There's also a strong correlation between people who look at things from weird angles and also build good products. Why are you surprised the people who invented an entirely new way of doing VPNs also don't cargo cult database storages?

it's not cargo culting if it works, and they even say in the article that mysql or postgres would've worked

maybe next they will stop cargo culting operating systems and switch to SerenityOS?

They're talking about running many instances of MySQL locally, not hooking all their systems up to RDS.
The s3 api is rapidly becoming a distributed storage standard. Building your product around it is hardly lock-in these days.

AWS does offer one (very reliable) implementation but they’re very definitely not a monopoly.

Sounds like you need to do a lot more research before commenting on this? It's pretty easy to find in the Litestream docs that it replicates to S3, Google Cloud Storage, Azure, and other options even including SFTP. In fact by off-loading the storage integration details to Litestream, the Tailscale people now get seamless storage vendor independence almost for free.

This is what a really smart and future-proof solution looks like.

or they could have used mysql or postgres hosted by aws, gcp, azure, etc? i would put money on this not being the last time they change databases
Again: this is an infrastructure component, running on many machines internally. It's not a Rails app. We use SQLite in very similar circumstances across hundreds of machines. Having all those machines schlepping all their reads back to RDS would not only be untenably slow, but it would also make the whole system less stable. I don't think you've really thought through the design at all, and you should before making comments like these.

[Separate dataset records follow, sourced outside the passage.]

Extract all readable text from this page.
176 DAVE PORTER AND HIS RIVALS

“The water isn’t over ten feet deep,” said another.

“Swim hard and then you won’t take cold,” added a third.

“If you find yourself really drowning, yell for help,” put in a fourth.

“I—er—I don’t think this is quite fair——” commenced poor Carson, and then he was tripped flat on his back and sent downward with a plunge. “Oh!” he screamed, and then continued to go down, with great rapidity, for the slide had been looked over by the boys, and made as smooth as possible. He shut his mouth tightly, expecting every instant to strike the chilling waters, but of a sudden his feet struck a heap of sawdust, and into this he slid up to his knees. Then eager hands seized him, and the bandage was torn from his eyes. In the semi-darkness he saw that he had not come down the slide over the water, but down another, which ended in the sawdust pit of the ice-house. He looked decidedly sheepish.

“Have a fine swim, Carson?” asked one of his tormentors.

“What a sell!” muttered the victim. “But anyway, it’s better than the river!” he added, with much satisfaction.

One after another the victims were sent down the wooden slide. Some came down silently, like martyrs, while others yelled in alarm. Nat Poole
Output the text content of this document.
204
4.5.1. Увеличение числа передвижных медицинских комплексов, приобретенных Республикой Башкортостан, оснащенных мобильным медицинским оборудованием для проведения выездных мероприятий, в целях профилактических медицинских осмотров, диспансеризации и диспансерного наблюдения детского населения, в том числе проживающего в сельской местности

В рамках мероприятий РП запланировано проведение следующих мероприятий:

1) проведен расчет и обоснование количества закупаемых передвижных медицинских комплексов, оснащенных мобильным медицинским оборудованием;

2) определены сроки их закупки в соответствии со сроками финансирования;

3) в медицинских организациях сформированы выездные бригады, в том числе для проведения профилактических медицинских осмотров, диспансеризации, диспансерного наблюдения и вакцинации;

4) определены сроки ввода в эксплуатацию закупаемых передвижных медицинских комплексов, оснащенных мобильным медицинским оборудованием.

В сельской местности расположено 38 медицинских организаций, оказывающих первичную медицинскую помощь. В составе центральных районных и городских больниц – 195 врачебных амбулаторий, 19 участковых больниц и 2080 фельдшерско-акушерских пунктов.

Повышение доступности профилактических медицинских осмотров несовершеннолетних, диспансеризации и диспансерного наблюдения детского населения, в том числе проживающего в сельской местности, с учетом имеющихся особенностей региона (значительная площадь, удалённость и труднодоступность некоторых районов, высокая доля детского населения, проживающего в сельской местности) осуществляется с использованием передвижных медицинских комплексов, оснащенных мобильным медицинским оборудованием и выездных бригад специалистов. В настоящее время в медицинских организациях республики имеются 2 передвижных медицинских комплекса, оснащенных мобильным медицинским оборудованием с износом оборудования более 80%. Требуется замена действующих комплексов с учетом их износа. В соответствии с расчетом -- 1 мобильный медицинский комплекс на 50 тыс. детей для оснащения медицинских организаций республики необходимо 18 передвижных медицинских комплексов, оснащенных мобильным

I'd put money on this not being the last database change too! But not for the same reasons you would.

Unless I'm misunderstanding something, it seems to me that Tailscale's controller, discussed in the previous blog post [1], is like a typical CRUD API server, currently only running on one machine (they're not using Litestream's work-in-progress live read replicas), not something widely distributed like Fly's service discovery infrastructure.

I'm not joining the "just use RDS" crowd, but it looks to me like using a managed DB service like RDS would have been a reasonable decision for this application.

[1]: https://tailscale.com/blog/an-unlikely-database-migration/

I'll take that money quite easily ;-)
They're not questionable because they didn't work, they're questionable because they were so difficult to run that they had to migrate twice.

You could absolutely run a web site using Brainfuck without any failures or any customers realising it. Doesn't mean it's not a questionable decision!

The etcd solution was highly questionable. Actually, a prime example for reinventing the wheel, but worse.
Choosing a technology that supports your business needs and growth, and that also lets you easily migrate to something else once it stops being suitable (or your requirements change, or you discover a way in which the tech doesn't work for you, or whatever), doesn't sound like a questionable technology decision, it sounds like a great one.